What they claim: Binance states its KYC protocols "rival those in the traditional banking system" and that user identity data is securely stored.
What we found: In August 2019, an attacker leaked hundreds of photos of Binance users holding their identity documents -- passports and national IDs from France, Turkey, the US, Japan, Russia, and other countries. A Telegram group attracted over 10,000 people viewing the leaked documents. CoinDesk verified the images: multiple users confirmed the photos were their actual KYC submissions. Up to 60,000 users were affected. The attacker demanded 300 BTC (~$3.5 million); Binance refused. Binance blamed a "third-party vendor." Binance's compensation: a "lifetime VIP membership" for users whose passport photos were now public on Telegram.
What they claim: Binance claims to employ "industry-leading security practices" and advanced protection for user accounts.

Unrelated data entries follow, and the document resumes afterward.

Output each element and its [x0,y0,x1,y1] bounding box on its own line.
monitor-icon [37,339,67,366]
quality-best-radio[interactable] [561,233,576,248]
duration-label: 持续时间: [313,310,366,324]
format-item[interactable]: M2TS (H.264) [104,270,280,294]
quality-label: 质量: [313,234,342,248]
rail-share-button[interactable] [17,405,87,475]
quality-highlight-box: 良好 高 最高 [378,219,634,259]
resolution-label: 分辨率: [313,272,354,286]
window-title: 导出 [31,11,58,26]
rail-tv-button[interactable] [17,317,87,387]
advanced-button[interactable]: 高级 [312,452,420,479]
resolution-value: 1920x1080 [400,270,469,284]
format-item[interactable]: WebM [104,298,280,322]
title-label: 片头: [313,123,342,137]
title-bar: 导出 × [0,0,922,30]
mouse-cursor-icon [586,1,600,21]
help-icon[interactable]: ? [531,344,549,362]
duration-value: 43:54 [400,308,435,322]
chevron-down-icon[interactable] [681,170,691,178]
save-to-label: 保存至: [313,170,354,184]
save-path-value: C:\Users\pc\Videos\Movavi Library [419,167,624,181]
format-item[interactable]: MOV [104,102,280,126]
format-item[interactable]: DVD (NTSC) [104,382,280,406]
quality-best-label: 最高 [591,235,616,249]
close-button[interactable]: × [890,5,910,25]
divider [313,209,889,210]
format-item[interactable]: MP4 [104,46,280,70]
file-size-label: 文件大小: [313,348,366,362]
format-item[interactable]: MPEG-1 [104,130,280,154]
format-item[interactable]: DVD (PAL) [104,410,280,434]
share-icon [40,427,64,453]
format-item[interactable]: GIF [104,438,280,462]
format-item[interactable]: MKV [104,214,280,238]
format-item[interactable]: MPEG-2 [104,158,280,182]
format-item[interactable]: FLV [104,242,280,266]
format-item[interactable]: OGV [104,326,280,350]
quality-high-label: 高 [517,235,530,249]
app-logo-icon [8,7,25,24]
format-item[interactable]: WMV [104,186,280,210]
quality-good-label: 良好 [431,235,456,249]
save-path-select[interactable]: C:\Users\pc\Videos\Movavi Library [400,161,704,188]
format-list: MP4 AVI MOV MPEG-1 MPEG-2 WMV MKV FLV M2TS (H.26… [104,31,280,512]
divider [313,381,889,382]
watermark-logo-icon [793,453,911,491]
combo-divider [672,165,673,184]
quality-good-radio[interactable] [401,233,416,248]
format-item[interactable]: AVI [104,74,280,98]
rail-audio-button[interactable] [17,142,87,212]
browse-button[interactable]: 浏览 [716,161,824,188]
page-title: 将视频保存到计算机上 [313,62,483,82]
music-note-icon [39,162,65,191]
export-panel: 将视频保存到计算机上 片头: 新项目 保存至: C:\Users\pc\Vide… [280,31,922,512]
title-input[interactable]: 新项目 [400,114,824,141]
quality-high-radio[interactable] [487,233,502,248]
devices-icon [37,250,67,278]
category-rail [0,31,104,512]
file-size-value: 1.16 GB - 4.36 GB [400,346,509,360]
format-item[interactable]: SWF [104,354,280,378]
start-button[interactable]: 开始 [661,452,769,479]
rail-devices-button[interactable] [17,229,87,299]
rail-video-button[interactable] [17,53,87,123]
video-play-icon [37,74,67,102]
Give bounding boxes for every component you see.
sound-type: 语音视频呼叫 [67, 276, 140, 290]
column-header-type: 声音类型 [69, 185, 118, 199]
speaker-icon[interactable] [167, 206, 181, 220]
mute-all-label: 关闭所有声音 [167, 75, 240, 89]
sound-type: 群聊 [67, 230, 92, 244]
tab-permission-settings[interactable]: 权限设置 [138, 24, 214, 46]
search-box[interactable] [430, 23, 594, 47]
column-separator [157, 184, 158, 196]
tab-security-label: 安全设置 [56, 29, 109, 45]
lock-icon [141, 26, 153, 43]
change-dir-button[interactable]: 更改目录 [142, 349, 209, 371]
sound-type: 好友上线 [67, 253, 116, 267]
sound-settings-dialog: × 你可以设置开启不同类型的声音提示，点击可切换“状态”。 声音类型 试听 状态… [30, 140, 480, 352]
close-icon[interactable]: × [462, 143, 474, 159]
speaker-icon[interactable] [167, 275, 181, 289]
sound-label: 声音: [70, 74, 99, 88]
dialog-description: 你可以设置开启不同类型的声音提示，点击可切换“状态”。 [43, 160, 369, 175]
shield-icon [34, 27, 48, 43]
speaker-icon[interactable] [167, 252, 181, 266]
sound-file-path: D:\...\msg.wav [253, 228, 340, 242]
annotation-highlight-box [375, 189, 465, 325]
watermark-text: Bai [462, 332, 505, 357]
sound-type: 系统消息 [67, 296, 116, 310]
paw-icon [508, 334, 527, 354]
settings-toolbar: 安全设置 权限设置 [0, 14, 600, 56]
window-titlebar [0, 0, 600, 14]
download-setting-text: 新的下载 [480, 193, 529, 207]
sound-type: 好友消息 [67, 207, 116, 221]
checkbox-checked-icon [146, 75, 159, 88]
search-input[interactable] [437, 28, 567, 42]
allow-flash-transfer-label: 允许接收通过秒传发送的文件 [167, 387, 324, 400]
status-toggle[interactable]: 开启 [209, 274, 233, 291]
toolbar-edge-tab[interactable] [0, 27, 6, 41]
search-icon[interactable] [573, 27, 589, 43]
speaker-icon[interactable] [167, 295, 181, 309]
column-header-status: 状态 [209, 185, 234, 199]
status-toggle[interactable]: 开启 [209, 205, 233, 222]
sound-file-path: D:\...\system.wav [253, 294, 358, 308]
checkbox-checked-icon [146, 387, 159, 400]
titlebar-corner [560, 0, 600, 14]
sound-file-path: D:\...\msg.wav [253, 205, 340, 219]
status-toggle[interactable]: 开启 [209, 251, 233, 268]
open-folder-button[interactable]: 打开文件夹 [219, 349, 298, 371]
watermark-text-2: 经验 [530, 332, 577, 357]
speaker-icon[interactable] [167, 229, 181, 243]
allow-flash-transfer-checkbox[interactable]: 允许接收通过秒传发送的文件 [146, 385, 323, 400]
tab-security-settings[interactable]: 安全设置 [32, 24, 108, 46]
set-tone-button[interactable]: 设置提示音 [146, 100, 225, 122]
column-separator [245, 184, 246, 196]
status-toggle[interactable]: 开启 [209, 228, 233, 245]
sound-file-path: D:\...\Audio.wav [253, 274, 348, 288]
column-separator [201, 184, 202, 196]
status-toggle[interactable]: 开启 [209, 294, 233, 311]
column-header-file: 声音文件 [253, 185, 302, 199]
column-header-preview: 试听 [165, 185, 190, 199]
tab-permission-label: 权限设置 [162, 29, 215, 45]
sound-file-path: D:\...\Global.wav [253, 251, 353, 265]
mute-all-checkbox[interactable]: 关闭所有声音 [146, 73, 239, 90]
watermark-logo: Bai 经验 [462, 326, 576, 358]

What we found: In early 2025, a massive data breach exposed login credentials for 149 million user accounts across major platforms, including 420,000 Binance accounts. Cybersecurity researcher Jeremiah Fowler discovered the database was publicly accessible on the internet with no password protection or encryption. Separately, in May 2019, hackers stole $40 million in Bitcoin directly from Binance. In February 2026, Fortune reported that Binance fired five compliance investigators after they identified $1 billion in Iran-linked transactions between March 2024 and August 2025 -- firing the people who found the problem rather than fixing it.
What they claim: Binance markets itself as a trustworthy, transparent platform led by principled leadership committed to the crypto community.
What we found: CEO Changpeng Zhao (CZ) pleaded guilty to anti-money laundering violations, was sentenced to 4 months in prison (prosecutors sought 3 years), paid a $50 million personal fine, and entered federal prison in April 2024 as the richest inmate in American history (~$43 billion net worth). He was released in September 2024. In October 2025, President Trump pardoned CZ. The Wall Street Journal had reported two months earlier that the Trump family's own crypto venture was "quietly administered by Binance." Senators wrote to DOJ and Treasury opposing the pardon.
What they claim: Binance marketed itself as a legitimate, regulated financial platform compliant with applicable laws.
What we found: In addition to the $4.3 billion DOJ settlement, the CFTC imposed a separate $2.7 billion fine for operating an unregistered derivatives exchange. Total regulatory penalties across all agencies exceeded $7 billion. Binance operated without proper licenses in multiple jurisdictions simultaneously. Binance.US, the supposed compliant American arm, was sued by the SEC in June 2023, lost most banking partners, suspended USD deposits and withdrawals, and saw trading volumes collapse by over 95%. The "regulated" platform was so unregulated that every major U.S. financial regulator took enforcement action against it.